You should be able to predict how much your rents will increase over time and project out your income in the future as MHP_Investor wisely suggested. This will let you create what/if scenarios regarding interest and cap rates to make reasonable guesses at what any given park will be worth in the future.
Although generally, I am a buy and hold investor, and like having income producing properties, I unloaded a large amount of property because, although net cash on cash return was increasing 5%yearly, the cap rates for selling were so ridiculously low, my net profit was so high, it was virtually impossible that rising rental rates would come close to increasing the value of the property to overcome the profit by selling at the cap rate being offered.
I continue to be bullish on parks at what I feel are true 9 and 10 cap rates, especially if they have significant upside. I am not a buyer at a 7-8 cap unless I can see significant upside that will increase the value more than what might be lost with cap rates reverting to more standard norms as interest rates rise.

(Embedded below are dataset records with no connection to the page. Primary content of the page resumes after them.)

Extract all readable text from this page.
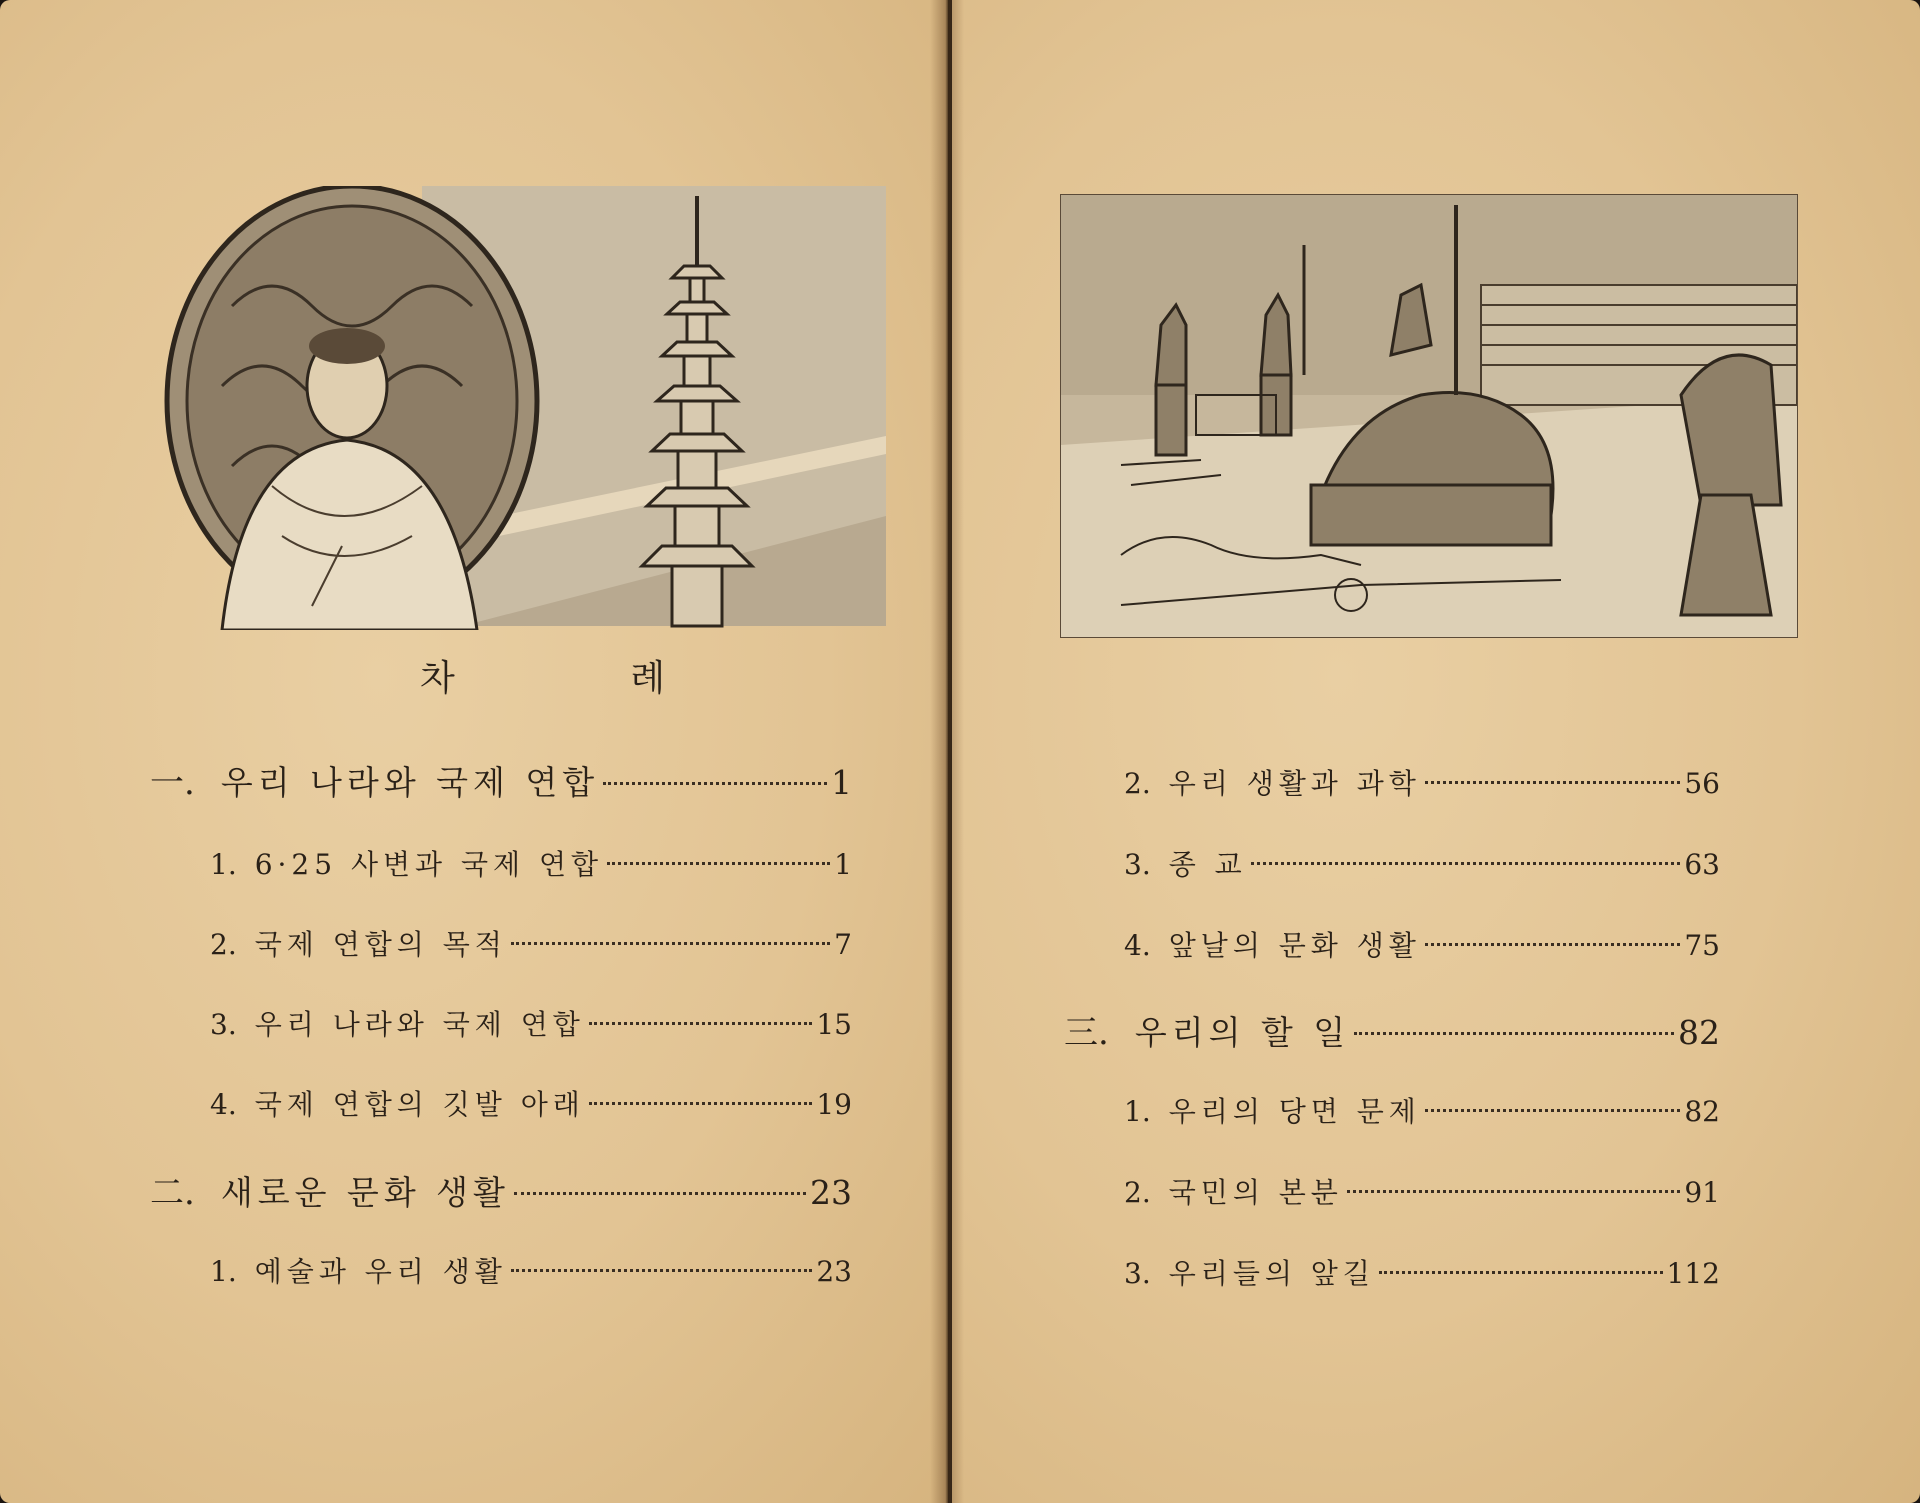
차 례
一. 우리 나라와 국제 연합	1
1. 6·25 사변과 국제 연합	1
2. 국제 연합의 목적	7
3. 우리 나라와 국제 연합	15
4. 국제 연합의 깃발 아래	19
二. 새로운 문화 생활	23
1. 예술과 우리 생활	23
2. 우리 생활과 과학	56
3. 종 교	63
4. 앞날의 문화 생활	75
三. 우리의 할 일	82
1. 우리의 당면 문제	82
2. 국민의 본분	91
3. 우리들의 앞길	112
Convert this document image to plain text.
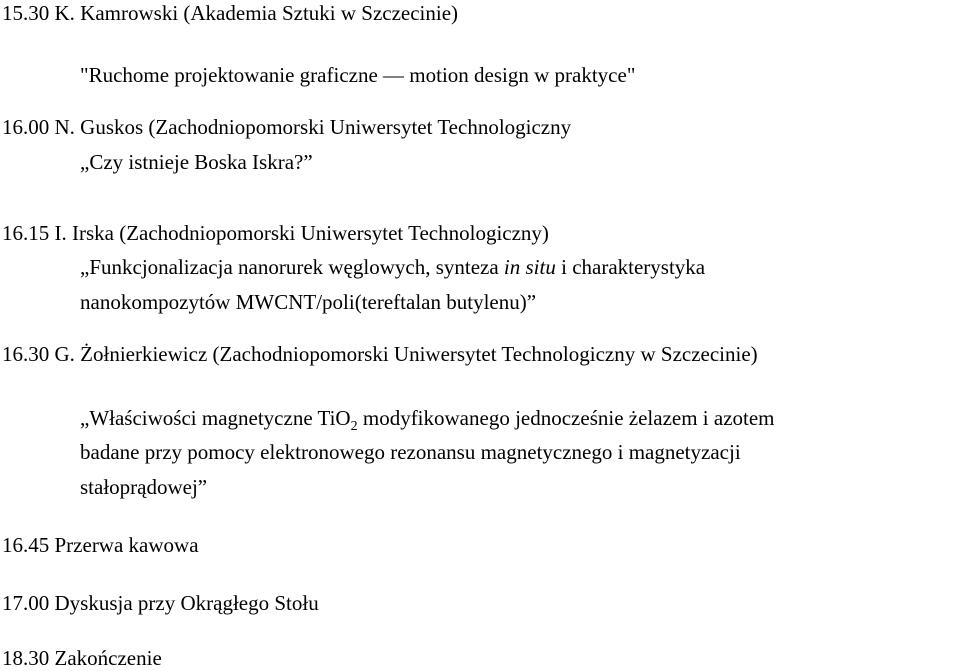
15.30 K. Kamrowski (Akademia Sztuki w Szczecinie)

"Ruchome projektowanie graficzne — motion design w praktyce"

16.00 N. Guskos (Zachodniopomorski Uniwersytet Technologiczny

„Czy istnieje Boska Iskra?”

16.15 I. Irska (Zachodniopomorski Uniwersytet Technologiczny)

„Funkcjonalizacja nanorurek węglowych, synteza in situ i charakterystyka

nanokompozytów MWCNT/poli(tereftalan butylenu)”

16.30 G. Żołnierkiewicz (Zachodniopomorski Uniwersytet Technologiczny w Szczecinie)

„Właściwości magnetyczne TiO$_2$ modyfikowanego jednocześnie żelazem i azotem

badane przy pomocy elektronowego rezonansu magnetycznego i magnetyzacji

stałoprądowej”

16.45 Przerwa kawowa

17.00 Dyskusja przy Okrągłego Stołu

18.30 Zakończenie
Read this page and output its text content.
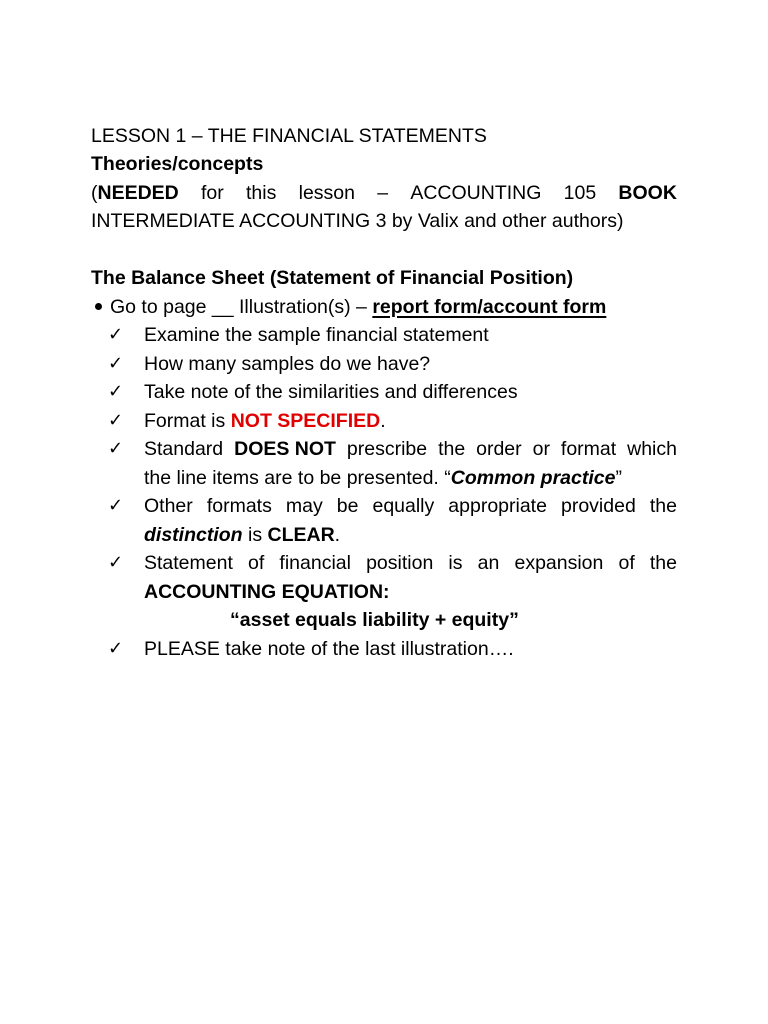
LESSON 1 – THE FINANCIAL STATEMENTS
Theories/concepts
(NEEDED for this lesson – ACCOUNTING 105 BOOK
INTERMEDIATE ACCOUNTING 3 by Valix and other authors)
The Balance Sheet (Statement of Financial Position)
Go to page __ Illustration(s) – report form/account form
✓	Examine the sample financial statement
✓	How many samples do we have?
✓	Take note of the similarities and differences
✓	Format is NOT SPECIFIED.
✓	Standard DOES NOT prescribe the order or format which
the line items are to be presented. “Common practice”
✓	Other formats may be equally appropriate provided the
distinction is CLEAR.
✓	Statement of financial position is an expansion of the
ACCOUNTING EQUATION:
“asset equals liability + equity”
✓	PLEASE take note of the last illustration….
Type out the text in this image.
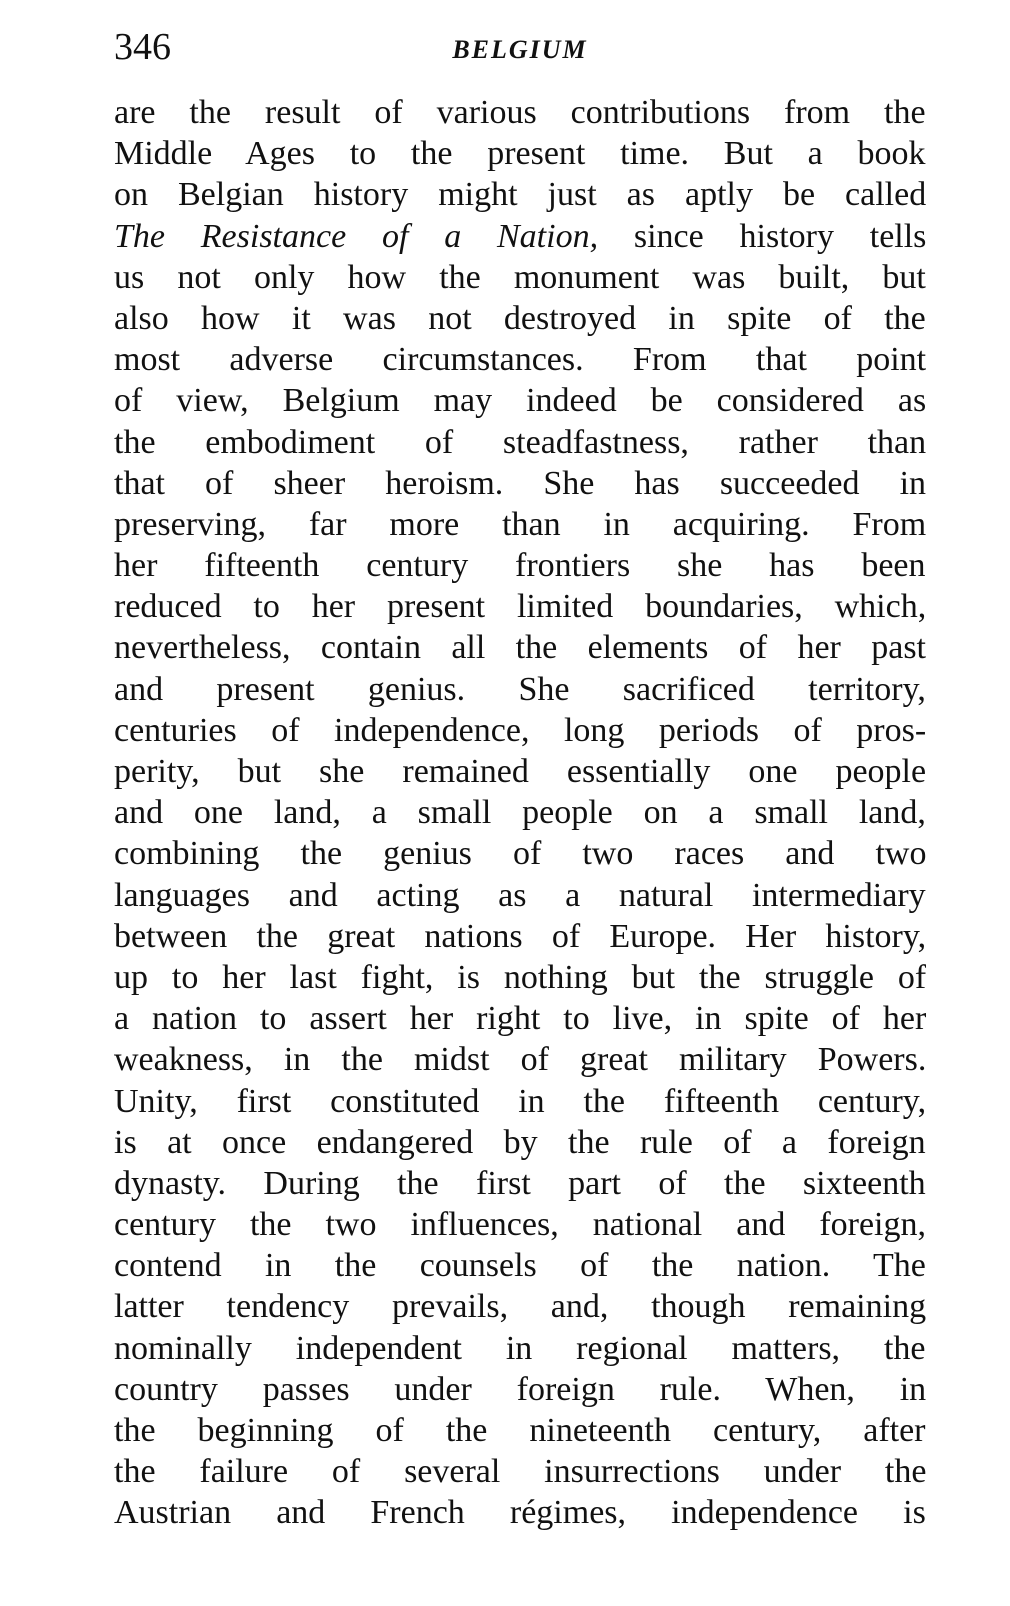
346	BELGIUM
are the result of various contributions from the
Middle Ages to the present time. But a book
on Belgian history might just as aptly be called
The Resistance of a Nation, since history tells
us not only how the monument was built, but
also how it was not destroyed in spite of the
most adverse circumstances. From that point
of view, Belgium may indeed be considered as
the embodiment of steadfastness, rather than
that of sheer heroism. She has succeeded in
preserving, far more than in acquiring. From
her fifteenth century frontiers she has been
reduced to her present limited boundaries, which,
nevertheless, contain all the elements of her past
and present genius. She sacrificed territory,
centuries of independence, long periods of pros-
perity, but she remained essentially one people
and one land, a small people on a small land,
combining the genius of two races and two
languages and acting as a natural intermediary
between the great nations of Europe. Her history,
up to her last fight, is nothing but the struggle of
a nation to assert her right to live, in spite of her
weakness, in the midst of great military Powers.
Unity, first constituted in the fifteenth century,
is at once endangered by the rule of a foreign
dynasty. During the first part of the sixteenth
century the two influences, national and foreign,
contend in the counsels of the nation. The
latter tendency prevails, and, though remaining
nominally independent in regional matters, the
country passes under foreign rule. When, in
the beginning of the nineteenth century, after
the failure of several insurrections under the
Austrian and French régimes, independence is
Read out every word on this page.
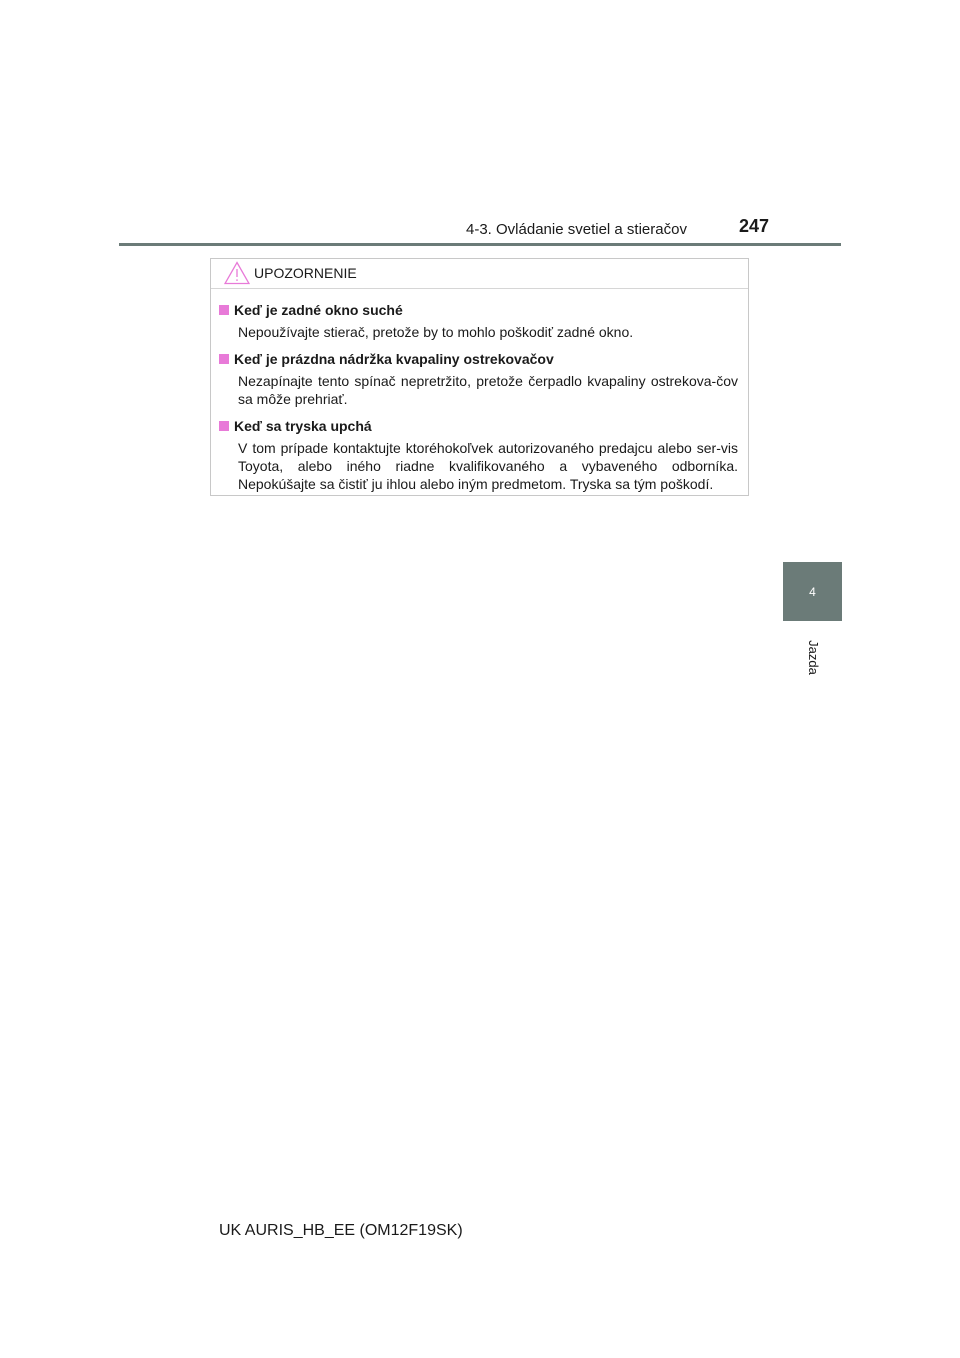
4-3. Ovládanie svetiel a stieračov	247
UPOZORNENIE
Keď je zadné okno suché
Nepoužívajte stierač, pretože by to mohlo poškodiť zadné okno.
Keď je prázdna nádržka kvapaliny ostrekovačov
Nezapínajte tento spínač nepretržito, pretože čerpadlo kvapaliny ostrekova-čov sa môže prehriať.
Keď sa tryska upchá
V tom prípade kontaktujte ktoréhokoľvek autorizovaného predajcu alebo ser-vis Toyota, alebo iného riadne kvalifikovaného a vybaveného odborníka. Nepokúšajte sa čistiť ju ihlou alebo iným predmetom. Tryska sa tým poškodí.
4
Jazda
UK AURIS_HB_EE (OM12F19SK)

If a person has parks that are full with rental rates at or near market max and ready to sell, now is a great time to be a seller. Just reading today's Wall Street Journal article regarding the GOP proposal to eliminate the interest deduction should be enough to give any real estate investor some increased level of concern about predictability on their investments total returns after taxes. Gringorick has good reason for concern. I am sure that less cautious, overzealous investors will get hurt by rising interests rates due to paying to much for their properties.